What is the condition for a field to make the degree of its algebraic closure over it infinite? As we all know, the algebraic closure often has an infinite degree.
Also, this shows the necessary and sufficient condition for a Galois extension to be a finite extension of fields.
However, we may want to characterize the cases of the case where the extension is not Galois, which is actually my question.
And this question is related to this question.
 A: Let me summarize the results of $\S 12.4$ of my notes.  (This involves making explicit some things which were left as "exercises", but I'm okay with that.)
Let $K$ be any field, let $K^{\operatorname{sep}}$ be any separable closure and let $\overline{K}$ be any algebraic closure containing $K^{\operatorname{sep}}$.  Then:
1) Suppose first that $K = K^{\operatorname{sep}}$, i.e., $K$ is separably closed.  Then either:
1a) $K$ is algebraically closed, or
1b) It isn't, i.e., $K$ has positive characteristic $p$ and there exists $a \in K$ such that 
the polynomial $t^p - a$ is irreducible.  Then $t^{p^n}-a$ is irreducible for all $n$, so 
$[\overline{K}:K]$ is infinite.  (For this, see Lemma 32 in $\S 6.1$.)
2) Suppose that $K$ is not separably closed, so $G = \operatorname{Aut}(K^{\operatorname{sep}}/K)$ is nontrivial.  Then by the Artin-Schreier theorem, either
2a) $\# G = 2$, in which case $K$ is formally real and $K(\sqrt{-1})$ is algebraically closed, or
2b) $\# G > 2$, in which case $G$ is infinite, which implies $[\overline{K}:K]$ is infinite.   
Note that some of the exercises outline further extensions of the Artin-Schreier Theorem, i.e., if $\overline{K}/K$ is "small" in other ways then $K$ is either real closed or algebraically closed.
A: The Artin-Schreier theorem asserts that, if the field $k$ is not algebraically closed and $[\bar{k} : k]$ is finite, then in fact it equals $2$ and $\bar{k} = k[i]$ and $k$ is real closed. So I guess the condition you're looking for is: if and only if $k$ is not algebraically closed and also not real closed. 

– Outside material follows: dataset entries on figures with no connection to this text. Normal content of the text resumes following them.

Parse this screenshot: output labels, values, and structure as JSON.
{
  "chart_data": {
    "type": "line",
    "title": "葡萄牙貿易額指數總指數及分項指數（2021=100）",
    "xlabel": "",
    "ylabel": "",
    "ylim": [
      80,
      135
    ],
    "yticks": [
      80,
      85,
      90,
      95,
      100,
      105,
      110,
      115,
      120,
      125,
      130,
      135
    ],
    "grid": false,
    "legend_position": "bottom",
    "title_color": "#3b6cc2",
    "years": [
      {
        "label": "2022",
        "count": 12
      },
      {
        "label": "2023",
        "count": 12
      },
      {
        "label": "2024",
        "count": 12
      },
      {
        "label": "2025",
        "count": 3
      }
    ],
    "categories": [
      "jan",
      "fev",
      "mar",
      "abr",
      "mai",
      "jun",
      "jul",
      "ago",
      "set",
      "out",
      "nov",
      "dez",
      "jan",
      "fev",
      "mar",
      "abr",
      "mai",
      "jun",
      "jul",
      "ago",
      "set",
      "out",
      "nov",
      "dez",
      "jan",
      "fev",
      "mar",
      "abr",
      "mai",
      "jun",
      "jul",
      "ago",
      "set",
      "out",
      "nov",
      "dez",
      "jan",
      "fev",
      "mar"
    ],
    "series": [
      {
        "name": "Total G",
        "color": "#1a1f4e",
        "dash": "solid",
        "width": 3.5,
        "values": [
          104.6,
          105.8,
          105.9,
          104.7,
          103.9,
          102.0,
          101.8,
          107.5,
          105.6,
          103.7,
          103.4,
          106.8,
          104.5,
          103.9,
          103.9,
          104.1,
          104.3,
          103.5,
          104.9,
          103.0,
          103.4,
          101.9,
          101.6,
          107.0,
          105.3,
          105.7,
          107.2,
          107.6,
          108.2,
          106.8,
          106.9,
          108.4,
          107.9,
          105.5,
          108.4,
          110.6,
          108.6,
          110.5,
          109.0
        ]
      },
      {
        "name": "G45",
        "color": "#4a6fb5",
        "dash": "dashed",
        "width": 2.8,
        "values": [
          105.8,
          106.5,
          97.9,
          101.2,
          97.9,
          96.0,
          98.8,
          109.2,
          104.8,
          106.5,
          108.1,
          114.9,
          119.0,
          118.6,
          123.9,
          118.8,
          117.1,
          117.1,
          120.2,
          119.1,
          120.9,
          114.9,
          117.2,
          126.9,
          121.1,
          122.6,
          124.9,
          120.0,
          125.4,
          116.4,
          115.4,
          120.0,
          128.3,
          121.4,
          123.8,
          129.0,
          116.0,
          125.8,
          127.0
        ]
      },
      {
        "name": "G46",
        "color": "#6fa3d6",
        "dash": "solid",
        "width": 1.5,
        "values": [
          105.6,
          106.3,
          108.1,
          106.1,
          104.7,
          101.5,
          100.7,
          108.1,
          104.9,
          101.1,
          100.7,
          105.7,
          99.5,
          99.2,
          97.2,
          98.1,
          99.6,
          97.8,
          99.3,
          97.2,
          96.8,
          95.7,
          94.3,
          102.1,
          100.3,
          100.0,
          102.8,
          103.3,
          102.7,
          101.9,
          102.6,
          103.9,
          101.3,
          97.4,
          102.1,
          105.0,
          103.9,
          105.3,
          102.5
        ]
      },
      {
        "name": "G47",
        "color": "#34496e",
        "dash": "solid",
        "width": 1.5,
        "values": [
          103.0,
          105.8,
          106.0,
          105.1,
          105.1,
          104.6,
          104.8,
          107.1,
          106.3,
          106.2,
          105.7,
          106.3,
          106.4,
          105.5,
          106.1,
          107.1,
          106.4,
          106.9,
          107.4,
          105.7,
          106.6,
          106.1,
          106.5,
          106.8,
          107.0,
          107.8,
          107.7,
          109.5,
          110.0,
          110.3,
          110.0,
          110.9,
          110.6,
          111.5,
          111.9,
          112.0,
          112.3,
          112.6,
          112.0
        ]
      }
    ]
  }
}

I am answering the title question, not the body question. The body question is not equivalent to the title question; the answer to it is that the algebraic closure is Galois if and only if it's separable, hence if and only if $k$ is perfect. Perhaps you have only seen the definition of Galois extension for finite extensions. This is not the definition which works in maximal generality. The definition which does work in maximal generality is the following:
Definition: An algebraic extension $k \to L$ is Galois if the fixed field of $\text{Aut}_k(L)$ is $k$.
The separable closure $k_s$ of $k$ is always Galois (in fact it is the maximal Galois extension of $k$), and agrees with the algebraic closure if and only if $k$ is perfect.